There's a short answer to your question and a longer fuller answer. The short answer is that a common standard for road cranksets is 130mm BCD (bolt circle diameter). The smallest inner chainring you can use with 130 BCD is a 39 (as Kibbee has said, technically you can get a 38 tooth 130 BCD chainring although that doesn't leave much metal between the lower edge of the teeth and the mounting holes). Front derailleurs and rear derailleurs can handle a change in chainring size of perhaps 13 or 14 teeth smoothly and reliably without a problem; larger differences than that can be handled but usually not quite as crisply or reliably. That's why larger front chainrings are often 52 or 53.
Some bikes with triple chainrings can use a much smaller BCD. The old TA Cyclotourist crankset favored by randonneurs could use a small chainring of 24 teeth. However, when the BCD is very small the chainrings must be stronger to prevent warping since there is so much distance from the teeth to the mounting holes at the crank.
Track bikes use a 144 BCD because track riders often use large chainrings (and, of course, only a single ring in a fixed gear set-up).
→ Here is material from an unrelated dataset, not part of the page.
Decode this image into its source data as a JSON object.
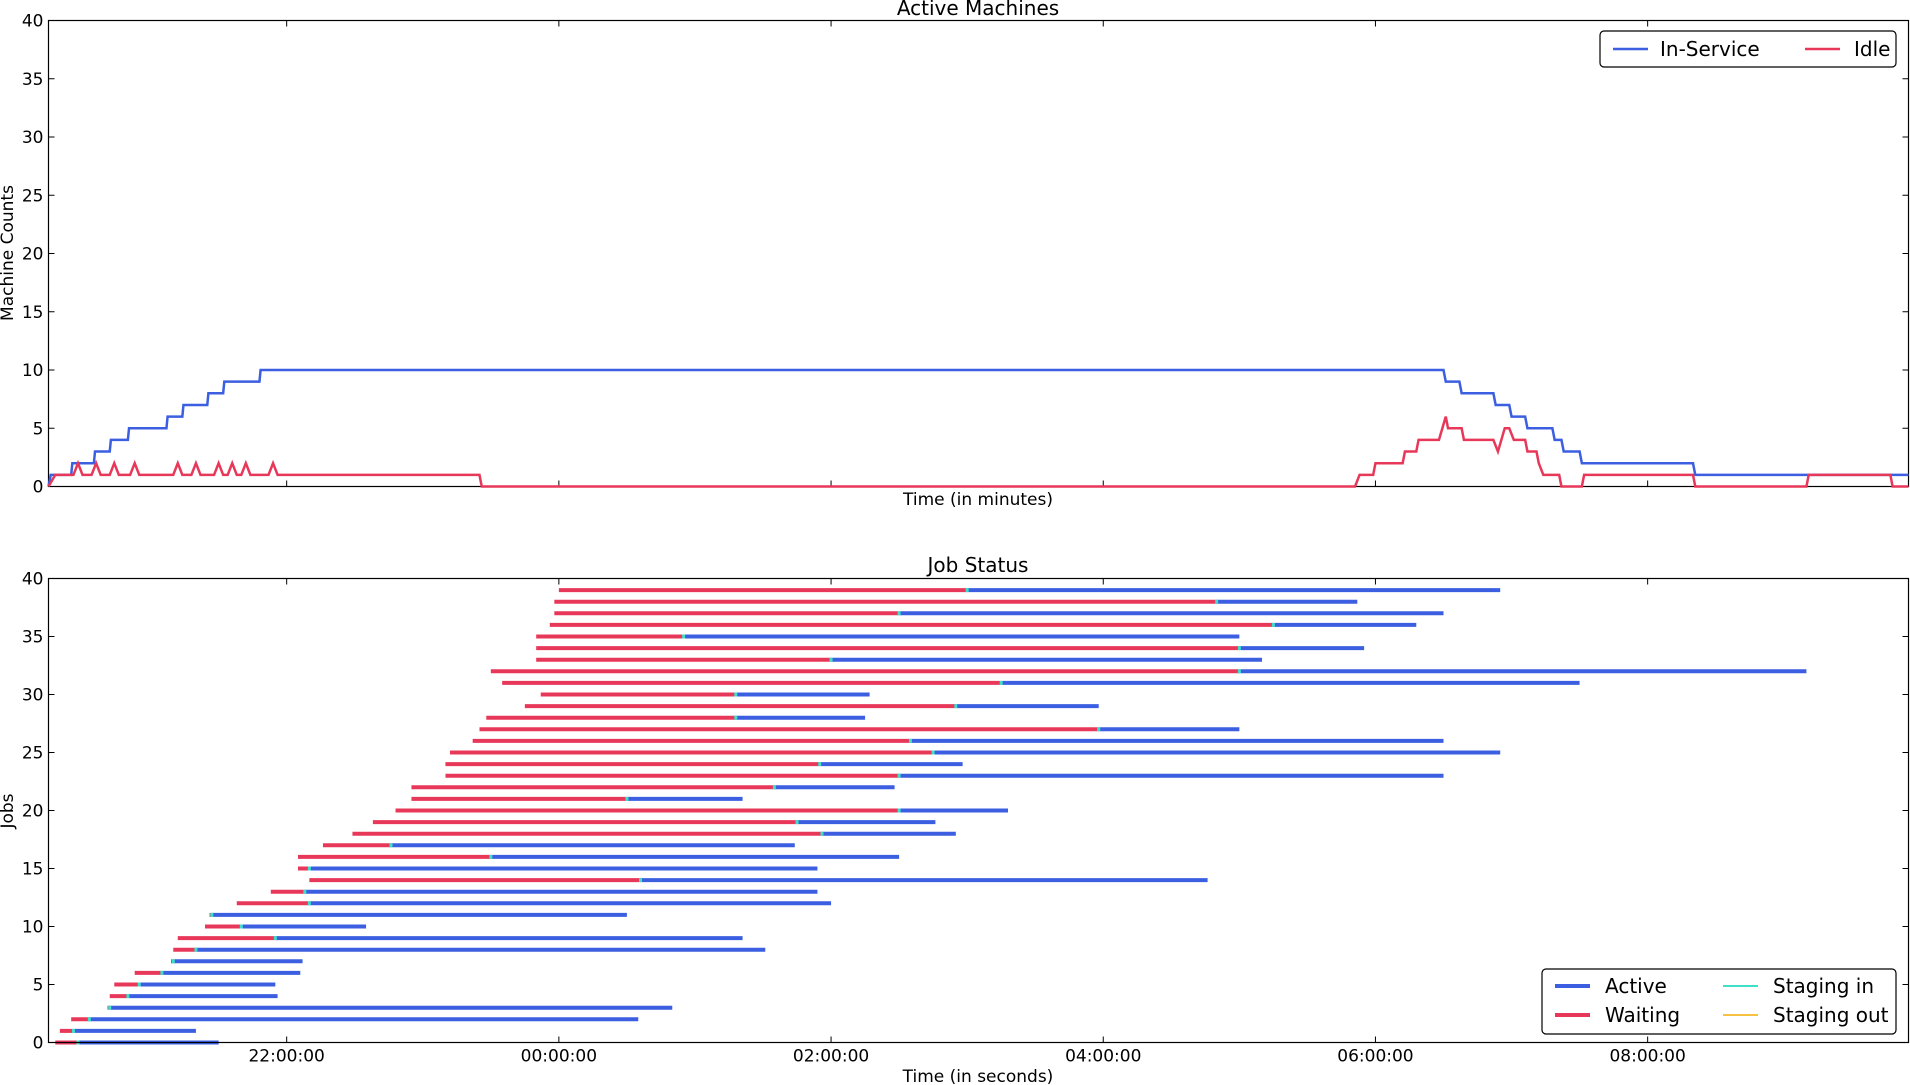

A relatively recent standard is 110 BCD cranksets that permit a small chainring of 34 teeth. This is often paired with a larger chainring of 50. That is a difference of 16 teeth, which is right on the edge of smooth and reliable shifting with current chainring and derailleur designs. As Rider_X has noted, this recent standard was enabled by new designs that allow for stiff chainrings.
So the BCD determines the smallest chainring that can be used, while the derailleurs put a limit on the largest increase in teeth from small to large chainring that can be handled smoothly and reliably.
Note that two different chainring-cog combinations may have the same gear ratio (for example, a 48-24 and a 36-18 both would have a gear ratio of 2.0). If they have the same gear ratio, then at the same bike speed, your cadence would be the same. Since the bike speed is the same, the power reaching the ground must be the same. So gear ratio is the same, speed is the same, cadence is the same, power is the same -- but chain tension will be different. At the same cadence, say 60 rpm for simplicity, the chainring will make one complete revolution per second. That means that a 48 tooth chainring will move the chain 48 links (or 24 inches) per second, while a 36 tooth chainring will move the chain 36 teeth (or 18 inches) per second. Since the same power must travel from the crank to the rear wheel, the force transmitted through the chain must be higher for the slower moving chain. As an aside, this happens to have been the way that one bicycle power meter worked (the Polar chain speed and tension power meter): it had a sensor to measure chain speed, and another to measure chain tension.